Whoever divorces his wife and marries another commits adultery against her. “(Mark 10:11 emphasis added)
Jesus accepts the common fact of divorce (although he disapproves of it) and then adds the possibility of a woman like the one who divorces:
… And if she divorces her husband and marries another, she commits adultery. (Mark 10:12).
Jesus also condemns the adultery of a man and a woman.
Richness. Like the disciples, we are unbelieving Jesus’ teaching on wealth:
“It is easier for a camel to go through the eye of a needle than for a rich person to enter the kingdom of God. (Mark10: 25)

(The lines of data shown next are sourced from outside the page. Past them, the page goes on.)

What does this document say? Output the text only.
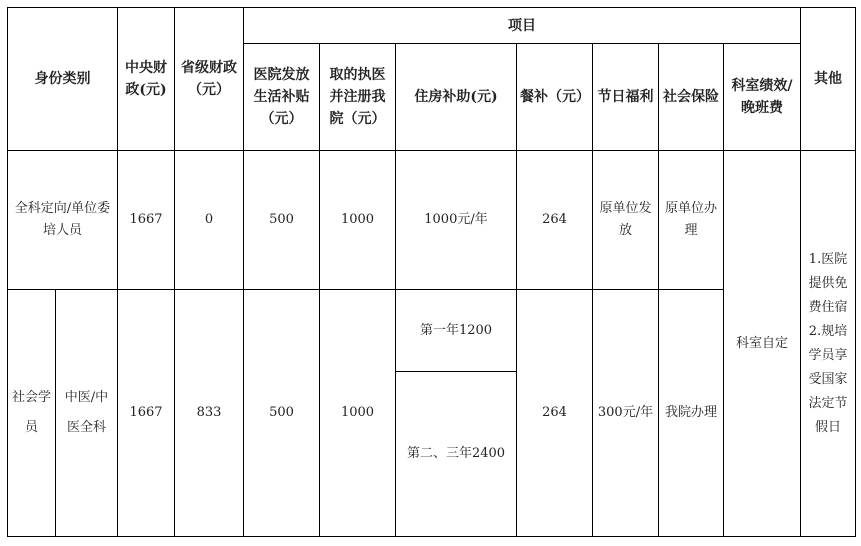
身份类别		中央财政(元)	省级财政 （元）	项目							其他
				医院发放生活补贴（元）	取的执医并注册我院（元）	住房补助(元)	餐补（元）	节日福利	社会保险	科室绩效/晚班费	
全科定向/单位委培人员		1667	0	500	1000	1000元/年	264	原单位发放	原单位办理	科室自定	1.医院提供免费住宿2.规培学员享受国家法定节假日
社会学员	中医/中医全科	1667	833	500	1000	第一年1200	264	300元/年	我院办理		
						第二、三年2400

As a high school student in the 1960s, I learned to interpret this parable quite conveniently. The eye of the needle becomes a door to the city of Jerusalem that a camel could only pass through by crawling on its knees. And that’s how hard it is for us rich people to go to heaven. In other words, we can do it if we just get on our knees.
Someone in the Middle Ages thought so, and since then he has been comforting the rich. This couldn’t be what Jesus meant to the rich man who asked him how he could inherit eternal life. If that’s what Jesus meant, the man wouldn’t have left with his face fallen. (Mark10: 22)
What Jesus asks of the rich is to give his goods to the poor. If that statement needs to be interpreted for today, it looks like this: Correct the economic conditions that cause some people to be extraordinarily rich and others mired in poverty from which they cannot escape. First century Christian communities actually tried to do this.
A dangerous catechism
The house rules that Jesus established for the Kingdom of God deviate from virtually everything contemporary society considers right, good, and necessary. Imagine how it would be in the corridors of power:
Whoever wants to be great among you will be your servant; whoever wants to be the first among you will be everyone’s slave. (Mark 10: 43-44)
Communities like Mark’s are an embarrassment and a threat. It is easy to understand why Mark puts this catechism “on the way” to Jerusalem and to the cross.